Весь цивилизованный мир потонул в истерическом визге: «ДА ЭТО СКИФЫ!!!», а россияне ликовали — ай да мы!
На Красной Площади снова собрался митинг! На импровизированной трибуне, больше похожей на баррикаду, стоял бледный юноша и с горящим взором читал по памяти Блока. Ломкий голос парил над собравшимися колокольным звоном:
— Мильоны — вас. Нас — тьмы, и тьмы, и тьмы…
Мы любим плоть — и вкус ее, и цвет,
И душный, смертный плоти запах…
Виновны ль мы, коль хрустнет ваш скелет
В тяжелых, нежных наших лапах?
Но сами мы — отныне — вам — не щит,
Отныне в бой не вступим сами!
Мы поглядим, как смертный бой кипит,
Своими узкими глазами!
В последний раз — на светлый братский пир
Сзывает варварская лира!
Но неожиданно русскую эйфорию испортил Президент Белоруссии, который предоставил расчеты, согласно которым запущенные с территории «синеокой» баллистические ракеты смогут выполнить примерно три четверти возложенной на Россию работы. Остальную четверть США сможет пережить.
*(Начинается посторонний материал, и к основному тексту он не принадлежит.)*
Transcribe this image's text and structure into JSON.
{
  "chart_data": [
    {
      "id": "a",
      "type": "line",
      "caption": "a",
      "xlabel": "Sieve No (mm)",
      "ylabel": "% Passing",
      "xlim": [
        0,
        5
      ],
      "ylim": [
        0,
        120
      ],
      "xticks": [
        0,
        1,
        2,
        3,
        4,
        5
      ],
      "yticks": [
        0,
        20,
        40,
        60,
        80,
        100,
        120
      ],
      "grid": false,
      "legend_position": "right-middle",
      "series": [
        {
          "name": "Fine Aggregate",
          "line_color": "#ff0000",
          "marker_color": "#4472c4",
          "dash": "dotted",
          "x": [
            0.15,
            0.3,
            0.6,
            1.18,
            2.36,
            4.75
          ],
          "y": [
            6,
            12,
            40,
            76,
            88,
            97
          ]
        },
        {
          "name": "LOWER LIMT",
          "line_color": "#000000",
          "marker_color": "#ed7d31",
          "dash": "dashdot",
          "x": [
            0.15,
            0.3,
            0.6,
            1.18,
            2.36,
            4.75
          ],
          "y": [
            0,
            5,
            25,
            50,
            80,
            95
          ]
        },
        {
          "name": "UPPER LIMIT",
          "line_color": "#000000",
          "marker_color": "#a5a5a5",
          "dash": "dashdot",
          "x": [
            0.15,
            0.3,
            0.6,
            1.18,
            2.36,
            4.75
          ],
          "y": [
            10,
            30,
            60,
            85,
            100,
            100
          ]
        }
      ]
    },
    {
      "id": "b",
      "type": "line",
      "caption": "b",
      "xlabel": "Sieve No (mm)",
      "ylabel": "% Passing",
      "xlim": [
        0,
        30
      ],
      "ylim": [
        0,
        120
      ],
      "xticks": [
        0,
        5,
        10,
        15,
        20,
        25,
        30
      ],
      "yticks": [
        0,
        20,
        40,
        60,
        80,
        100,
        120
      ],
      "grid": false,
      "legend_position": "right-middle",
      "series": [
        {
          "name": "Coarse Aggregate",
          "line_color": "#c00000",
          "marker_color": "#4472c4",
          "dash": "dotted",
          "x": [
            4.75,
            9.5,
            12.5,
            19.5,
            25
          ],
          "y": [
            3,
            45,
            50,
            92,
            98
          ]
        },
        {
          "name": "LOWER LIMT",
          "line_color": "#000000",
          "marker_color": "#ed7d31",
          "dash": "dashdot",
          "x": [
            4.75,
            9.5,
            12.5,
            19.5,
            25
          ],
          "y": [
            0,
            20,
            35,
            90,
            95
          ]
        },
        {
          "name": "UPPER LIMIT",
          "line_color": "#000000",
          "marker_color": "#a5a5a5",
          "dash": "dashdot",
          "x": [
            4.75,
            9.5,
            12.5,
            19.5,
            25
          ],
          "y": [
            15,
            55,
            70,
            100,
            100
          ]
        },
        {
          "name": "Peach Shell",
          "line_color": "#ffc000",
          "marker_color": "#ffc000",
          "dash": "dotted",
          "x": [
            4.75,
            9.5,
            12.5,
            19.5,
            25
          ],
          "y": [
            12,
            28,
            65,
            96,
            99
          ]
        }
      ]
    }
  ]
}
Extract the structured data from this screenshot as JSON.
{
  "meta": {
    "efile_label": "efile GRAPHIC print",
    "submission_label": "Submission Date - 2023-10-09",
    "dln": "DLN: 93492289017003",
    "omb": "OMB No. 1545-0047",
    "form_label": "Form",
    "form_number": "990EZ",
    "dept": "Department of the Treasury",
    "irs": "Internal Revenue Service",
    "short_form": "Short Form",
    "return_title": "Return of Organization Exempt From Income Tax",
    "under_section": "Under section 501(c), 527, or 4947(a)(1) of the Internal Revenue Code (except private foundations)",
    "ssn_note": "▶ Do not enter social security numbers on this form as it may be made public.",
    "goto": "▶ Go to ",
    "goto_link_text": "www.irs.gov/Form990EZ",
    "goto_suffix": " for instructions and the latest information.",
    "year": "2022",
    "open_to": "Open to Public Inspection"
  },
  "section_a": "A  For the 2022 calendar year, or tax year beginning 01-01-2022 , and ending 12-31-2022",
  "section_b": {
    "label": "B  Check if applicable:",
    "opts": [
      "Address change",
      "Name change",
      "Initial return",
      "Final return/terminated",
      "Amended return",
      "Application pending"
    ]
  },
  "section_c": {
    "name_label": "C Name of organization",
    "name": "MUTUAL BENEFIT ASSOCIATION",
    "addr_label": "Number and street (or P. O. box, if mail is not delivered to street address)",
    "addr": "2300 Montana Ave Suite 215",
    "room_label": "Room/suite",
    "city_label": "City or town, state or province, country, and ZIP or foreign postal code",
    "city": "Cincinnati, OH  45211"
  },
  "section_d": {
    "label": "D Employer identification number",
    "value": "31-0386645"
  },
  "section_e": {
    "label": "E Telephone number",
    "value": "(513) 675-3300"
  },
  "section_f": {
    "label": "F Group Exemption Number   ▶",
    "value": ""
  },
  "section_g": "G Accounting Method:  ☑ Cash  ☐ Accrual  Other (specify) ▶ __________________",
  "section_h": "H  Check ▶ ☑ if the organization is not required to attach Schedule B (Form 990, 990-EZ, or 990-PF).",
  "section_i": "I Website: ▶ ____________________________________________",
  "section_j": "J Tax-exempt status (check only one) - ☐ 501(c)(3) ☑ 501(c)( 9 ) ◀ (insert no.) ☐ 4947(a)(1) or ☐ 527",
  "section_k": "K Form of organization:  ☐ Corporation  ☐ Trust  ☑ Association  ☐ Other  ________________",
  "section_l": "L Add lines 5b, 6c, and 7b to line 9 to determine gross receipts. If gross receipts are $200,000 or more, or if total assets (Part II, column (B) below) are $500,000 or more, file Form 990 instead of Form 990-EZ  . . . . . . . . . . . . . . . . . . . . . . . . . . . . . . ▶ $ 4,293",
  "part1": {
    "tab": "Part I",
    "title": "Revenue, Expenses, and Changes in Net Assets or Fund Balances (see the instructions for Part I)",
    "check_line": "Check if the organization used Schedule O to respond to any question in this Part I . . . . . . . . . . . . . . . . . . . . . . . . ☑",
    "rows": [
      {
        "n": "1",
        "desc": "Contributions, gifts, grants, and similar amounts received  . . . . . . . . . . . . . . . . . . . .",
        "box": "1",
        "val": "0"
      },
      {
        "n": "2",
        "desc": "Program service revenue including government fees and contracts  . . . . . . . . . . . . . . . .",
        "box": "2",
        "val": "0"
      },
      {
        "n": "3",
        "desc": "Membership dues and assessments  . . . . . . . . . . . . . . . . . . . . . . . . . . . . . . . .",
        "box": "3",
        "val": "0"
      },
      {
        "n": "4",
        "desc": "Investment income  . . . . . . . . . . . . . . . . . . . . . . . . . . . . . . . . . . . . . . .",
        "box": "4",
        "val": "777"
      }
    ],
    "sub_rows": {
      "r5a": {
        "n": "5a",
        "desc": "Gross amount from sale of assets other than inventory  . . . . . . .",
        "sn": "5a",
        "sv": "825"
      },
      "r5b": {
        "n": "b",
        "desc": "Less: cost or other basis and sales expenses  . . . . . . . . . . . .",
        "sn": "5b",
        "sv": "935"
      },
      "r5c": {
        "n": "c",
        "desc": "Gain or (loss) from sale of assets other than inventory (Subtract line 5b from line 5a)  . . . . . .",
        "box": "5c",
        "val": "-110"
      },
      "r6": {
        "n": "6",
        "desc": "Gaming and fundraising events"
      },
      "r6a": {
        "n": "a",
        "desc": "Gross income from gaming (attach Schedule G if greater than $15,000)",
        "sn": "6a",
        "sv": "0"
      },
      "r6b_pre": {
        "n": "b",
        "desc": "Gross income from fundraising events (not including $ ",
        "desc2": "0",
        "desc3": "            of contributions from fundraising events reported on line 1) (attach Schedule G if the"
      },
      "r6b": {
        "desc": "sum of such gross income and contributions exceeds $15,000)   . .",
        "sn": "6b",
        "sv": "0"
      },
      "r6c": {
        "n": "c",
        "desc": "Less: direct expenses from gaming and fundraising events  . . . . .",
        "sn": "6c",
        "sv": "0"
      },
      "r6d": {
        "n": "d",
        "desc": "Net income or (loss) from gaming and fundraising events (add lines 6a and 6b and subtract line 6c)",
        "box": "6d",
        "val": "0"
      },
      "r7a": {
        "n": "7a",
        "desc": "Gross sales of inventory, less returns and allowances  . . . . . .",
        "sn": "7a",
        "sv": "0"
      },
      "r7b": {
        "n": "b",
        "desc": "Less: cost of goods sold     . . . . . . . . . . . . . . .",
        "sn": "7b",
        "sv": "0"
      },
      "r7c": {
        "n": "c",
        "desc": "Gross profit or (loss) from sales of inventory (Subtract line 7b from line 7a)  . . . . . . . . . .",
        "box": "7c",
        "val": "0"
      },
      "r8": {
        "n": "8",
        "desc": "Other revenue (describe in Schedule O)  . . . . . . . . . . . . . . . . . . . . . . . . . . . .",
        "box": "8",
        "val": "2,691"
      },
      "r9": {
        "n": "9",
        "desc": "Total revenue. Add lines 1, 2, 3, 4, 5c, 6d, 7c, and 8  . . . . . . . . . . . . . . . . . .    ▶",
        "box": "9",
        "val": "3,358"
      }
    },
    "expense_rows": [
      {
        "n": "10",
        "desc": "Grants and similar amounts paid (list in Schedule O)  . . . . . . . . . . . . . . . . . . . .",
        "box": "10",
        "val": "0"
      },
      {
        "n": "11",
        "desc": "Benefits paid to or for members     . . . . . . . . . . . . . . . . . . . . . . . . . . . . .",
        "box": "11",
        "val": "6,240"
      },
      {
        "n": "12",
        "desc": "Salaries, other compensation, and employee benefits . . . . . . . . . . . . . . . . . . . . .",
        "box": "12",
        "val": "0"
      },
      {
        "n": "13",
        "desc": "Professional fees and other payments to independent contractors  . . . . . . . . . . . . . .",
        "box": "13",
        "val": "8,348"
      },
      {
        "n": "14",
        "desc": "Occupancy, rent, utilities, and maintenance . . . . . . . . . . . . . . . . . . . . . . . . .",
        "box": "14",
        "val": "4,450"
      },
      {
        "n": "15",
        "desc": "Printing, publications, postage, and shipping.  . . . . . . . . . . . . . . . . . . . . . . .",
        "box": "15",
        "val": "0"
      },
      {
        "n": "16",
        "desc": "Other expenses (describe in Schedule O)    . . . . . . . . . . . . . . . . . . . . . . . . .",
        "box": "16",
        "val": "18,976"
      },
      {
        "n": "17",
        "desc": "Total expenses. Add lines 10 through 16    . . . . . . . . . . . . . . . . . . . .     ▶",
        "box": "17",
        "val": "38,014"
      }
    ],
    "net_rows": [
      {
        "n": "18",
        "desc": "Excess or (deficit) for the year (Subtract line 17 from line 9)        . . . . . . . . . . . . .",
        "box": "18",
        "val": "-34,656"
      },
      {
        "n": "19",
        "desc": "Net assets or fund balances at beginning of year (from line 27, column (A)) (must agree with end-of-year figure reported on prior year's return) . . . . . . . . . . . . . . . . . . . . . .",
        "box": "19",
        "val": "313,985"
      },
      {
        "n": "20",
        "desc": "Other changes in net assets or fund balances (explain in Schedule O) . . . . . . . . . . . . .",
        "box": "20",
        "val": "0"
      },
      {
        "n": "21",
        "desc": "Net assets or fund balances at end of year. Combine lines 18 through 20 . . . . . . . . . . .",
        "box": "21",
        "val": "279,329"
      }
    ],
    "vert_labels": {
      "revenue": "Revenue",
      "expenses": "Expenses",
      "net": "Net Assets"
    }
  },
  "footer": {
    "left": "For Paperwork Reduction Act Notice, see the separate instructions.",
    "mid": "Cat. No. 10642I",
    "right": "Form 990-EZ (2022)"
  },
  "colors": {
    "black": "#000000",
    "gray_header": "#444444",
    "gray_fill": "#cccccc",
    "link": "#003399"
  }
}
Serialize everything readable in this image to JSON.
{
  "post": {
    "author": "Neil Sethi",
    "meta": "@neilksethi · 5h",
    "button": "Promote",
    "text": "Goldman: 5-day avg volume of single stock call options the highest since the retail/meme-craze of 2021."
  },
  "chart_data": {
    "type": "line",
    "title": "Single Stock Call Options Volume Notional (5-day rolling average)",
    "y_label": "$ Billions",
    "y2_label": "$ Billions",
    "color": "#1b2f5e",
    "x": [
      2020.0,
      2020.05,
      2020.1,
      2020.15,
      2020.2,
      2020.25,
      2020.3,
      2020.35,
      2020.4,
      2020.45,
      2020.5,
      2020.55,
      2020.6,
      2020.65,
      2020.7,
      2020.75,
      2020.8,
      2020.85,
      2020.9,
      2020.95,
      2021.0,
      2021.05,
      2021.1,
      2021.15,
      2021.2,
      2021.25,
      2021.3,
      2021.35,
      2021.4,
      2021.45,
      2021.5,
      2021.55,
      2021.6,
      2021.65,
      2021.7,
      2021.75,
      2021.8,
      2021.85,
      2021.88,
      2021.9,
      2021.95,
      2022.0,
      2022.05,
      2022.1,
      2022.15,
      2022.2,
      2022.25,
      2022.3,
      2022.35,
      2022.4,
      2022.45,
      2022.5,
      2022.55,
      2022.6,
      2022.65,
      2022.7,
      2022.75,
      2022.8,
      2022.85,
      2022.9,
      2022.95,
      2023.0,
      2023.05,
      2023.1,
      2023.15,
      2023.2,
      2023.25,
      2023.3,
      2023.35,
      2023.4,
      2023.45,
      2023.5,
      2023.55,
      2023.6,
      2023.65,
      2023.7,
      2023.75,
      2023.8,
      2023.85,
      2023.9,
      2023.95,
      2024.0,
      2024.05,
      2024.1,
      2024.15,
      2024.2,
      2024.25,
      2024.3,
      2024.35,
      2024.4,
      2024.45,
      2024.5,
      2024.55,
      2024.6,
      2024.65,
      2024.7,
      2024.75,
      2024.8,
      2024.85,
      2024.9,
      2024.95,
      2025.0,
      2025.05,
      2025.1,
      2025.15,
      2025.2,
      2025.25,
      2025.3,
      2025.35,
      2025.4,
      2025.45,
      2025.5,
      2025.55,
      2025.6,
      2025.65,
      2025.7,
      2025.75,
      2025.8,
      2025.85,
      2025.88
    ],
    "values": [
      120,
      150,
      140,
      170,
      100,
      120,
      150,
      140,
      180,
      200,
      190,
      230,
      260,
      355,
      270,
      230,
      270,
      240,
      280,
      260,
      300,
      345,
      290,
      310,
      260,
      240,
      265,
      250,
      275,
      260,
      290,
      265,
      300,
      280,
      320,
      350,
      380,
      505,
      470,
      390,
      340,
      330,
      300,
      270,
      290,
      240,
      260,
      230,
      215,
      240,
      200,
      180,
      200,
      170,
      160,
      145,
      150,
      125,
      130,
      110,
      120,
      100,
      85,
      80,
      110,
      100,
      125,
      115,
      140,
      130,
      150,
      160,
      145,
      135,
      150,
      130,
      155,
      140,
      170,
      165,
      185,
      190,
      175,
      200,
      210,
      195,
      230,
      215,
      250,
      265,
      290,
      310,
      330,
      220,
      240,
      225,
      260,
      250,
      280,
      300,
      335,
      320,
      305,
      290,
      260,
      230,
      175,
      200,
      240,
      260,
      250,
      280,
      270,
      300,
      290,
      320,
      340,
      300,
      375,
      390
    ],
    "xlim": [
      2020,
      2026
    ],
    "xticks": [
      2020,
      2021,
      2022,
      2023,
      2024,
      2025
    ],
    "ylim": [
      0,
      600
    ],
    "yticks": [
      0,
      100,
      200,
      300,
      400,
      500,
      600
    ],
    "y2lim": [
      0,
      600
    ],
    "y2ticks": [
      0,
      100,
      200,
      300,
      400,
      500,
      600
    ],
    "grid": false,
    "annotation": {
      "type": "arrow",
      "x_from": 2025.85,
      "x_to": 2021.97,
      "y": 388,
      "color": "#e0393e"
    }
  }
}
Честно говоря, ООН засомневалось. То есть предложение приняли сразу и ракеты доставили спецрейсом в течении трех часов, но вот пульты-управления и код-ключи отдавать не спешили.
Россияне почувствовали себя преданными белорусами, а бульбаши ходили с опущенными головами и старались не встречаться друг с другом взглядом. Стихийный митинг на площади независимости в Минске был жестоко, с человеческими жертвами, разогнан.
По российскому телевидению выступил профессор Плотинин, ставший в течении суток национальным героем. В течение короткого выступления он выразил благодарность всем поддержавшим его смелый эксперимент и сообщил что «алгоритм поиска высшего смысла жизни», наконец-то, найден. Россия замерла, на родине Нобеля зашевелились — нука-нука! Плотинин сформулировал:
— Наличие высшего смысла жизни является крайней причиной мотивации её продолжения! Поясняю, можно просканировать свои моральные и физические ценности, желания, мечты и выделить те, при утрате которых вы не захотите продолжать жить. В лучшие времена этими ценностями были честь и достоинство. Бесчестье смывали кровью, как правило, своей. Надеюсь, мы сможем вернуться к тем временам. Если выживем, конечно! Спасибо, друзья!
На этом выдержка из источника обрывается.